I think everyone who knows someone who commits suicide goes through this mental run down of the "what if's". We all wonder if we were the reason or if we could have somehow saved that person.
In my line of work it feels like a failure even when you barely knew the person.
It was in that guilt-ridden moment that I realized how real the battle is that is being waged for us. God loves us and pursues us but there is also an enemy who fights to hurt and even destroy us. And the first place he works is in our minds; beneath the surface. We are children of God and our value is beyond measure so if the enemy can convince us that we are worthless than he has won.
It left me thinking about what someone must be feeling and thinking when they are to a place where death seems like the best option. What a place of hopeless despair that must be. How dark and lonely is it there? I think nothing grieves the heart of God more than seeing a beloved child in this place.
I've heard some people call people who commit suicide selfish or saying that "they took the easy way out" but I would disagree. If you talk to people who've attempted suicide they will tell you that they felt like a worthless burden and their friends and family would be better off. Of course, that is never the reality but the enemy has spent so much time feeding these lies to them that they are convinced this is true.

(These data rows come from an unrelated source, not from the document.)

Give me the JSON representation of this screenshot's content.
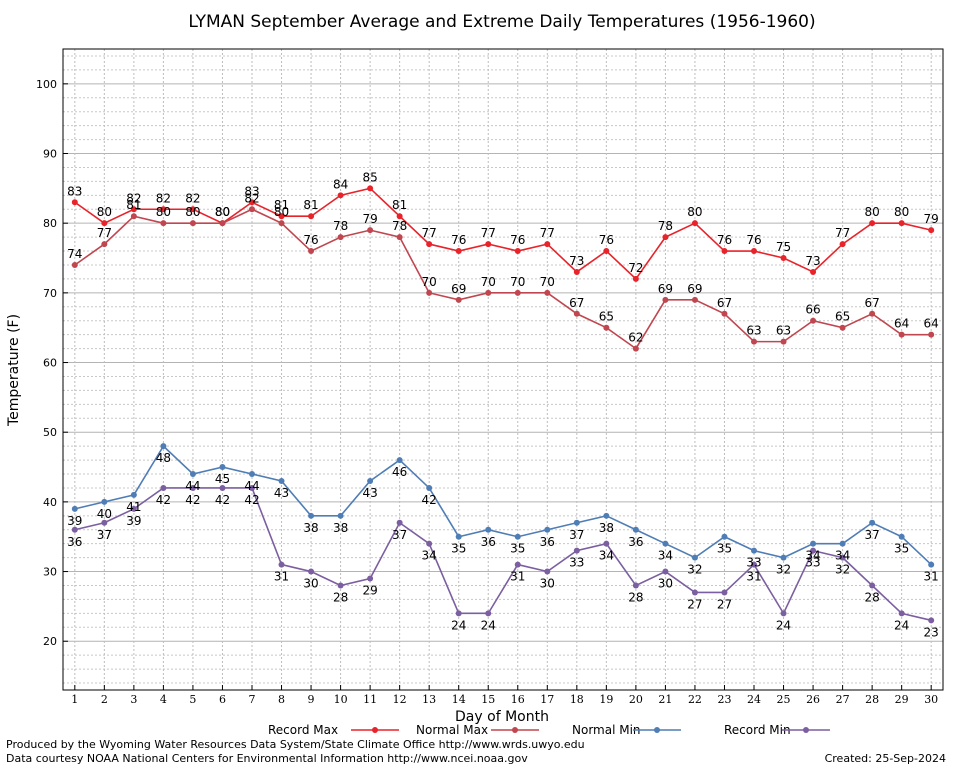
{
  "chart_data": {
    "type": "line",
    "title": "LYMAN September Average and Extreme Daily Temperatures (1956-1960)",
    "xlabel": "Day of Month",
    "ylabel": "Temperature (F)",
    "x": [
      1,
      2,
      3,
      4,
      5,
      6,
      7,
      8,
      9,
      10,
      11,
      12,
      13,
      14,
      15,
      16,
      17,
      18,
      19,
      20,
      21,
      22,
      23,
      24,
      25,
      26,
      27,
      28,
      29,
      30
    ],
    "xlim": [
      0.6,
      30.4
    ],
    "ylim": [
      13,
      105
    ],
    "y_ticks": [
      20,
      30,
      40,
      50,
      60,
      70,
      80,
      90,
      100
    ],
    "grid": true,
    "legend_position": "bottom",
    "series": [
      {
        "name": "Record Max",
        "color": "#e8232a",
        "values": [
          83,
          80,
          82,
          82,
          82,
          80,
          83,
          81,
          81,
          84,
          85,
          81,
          77,
          76,
          77,
          76,
          77,
          73,
          76,
          72,
          78,
          80,
          76,
          76,
          75,
          73,
          77,
          80,
          80,
          79
        ]
      },
      {
        "name": "Normal Max",
        "color": "#c0464f",
        "values": [
          74,
          77,
          81,
          80,
          80,
          80,
          82,
          80,
          76,
          78,
          79,
          78,
          70,
          69,
          70,
          70,
          70,
          67,
          65,
          62,
          69,
          69,
          67,
          63,
          63,
          66,
          65,
          67,
          64,
          64
        ]
      },
      {
        "name": "Normal Min",
        "color": "#4f7db5",
        "values": [
          39,
          40,
          41,
          48,
          44,
          45,
          44,
          43,
          38,
          38,
          43,
          46,
          42,
          35,
          36,
          35,
          36,
          37,
          38,
          36,
          34,
          32,
          35,
          33,
          32,
          34,
          34,
          37,
          35,
          31
        ]
      },
      {
        "name": "Record Min",
        "color": "#7b5fa0",
        "values": [
          36,
          37,
          39,
          42,
          42,
          42,
          42,
          31,
          30,
          28,
          29,
          37,
          34,
          24,
          24,
          31,
          30,
          33,
          34,
          28,
          30,
          27,
          27,
          31,
          24,
          33,
          32,
          28,
          24,
          23
        ]
      }
    ]
  },
  "footer": {
    "produced_by": "Produced by the Wyoming Water Resources Data System/State Climate Office http://www.wrds.uwyo.edu",
    "courtesy": "Data courtesy NOAA National Centers for Environmental Information http://www.ncei.noaa.gov",
    "created": "Created:  25-Sep-2024"
  }
}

Yeah suicide is bad- blah, blah, blah. So what's my point? My point is simple: love people. Love all people- even the unlovable, emotionally draining ones. You never know what is going on beneath the surface. You never know when your small act of random kindness will save someone's life. When we love people with God's love it brings truth and light to them. The lies of the enemy can't win over the truth of God. So often we associate suicide with troubled teens but it is an increasingly popular cause of death in people ages 18-35. It's too late for my friend and my brother but there could be someone in your life now that still has a chance.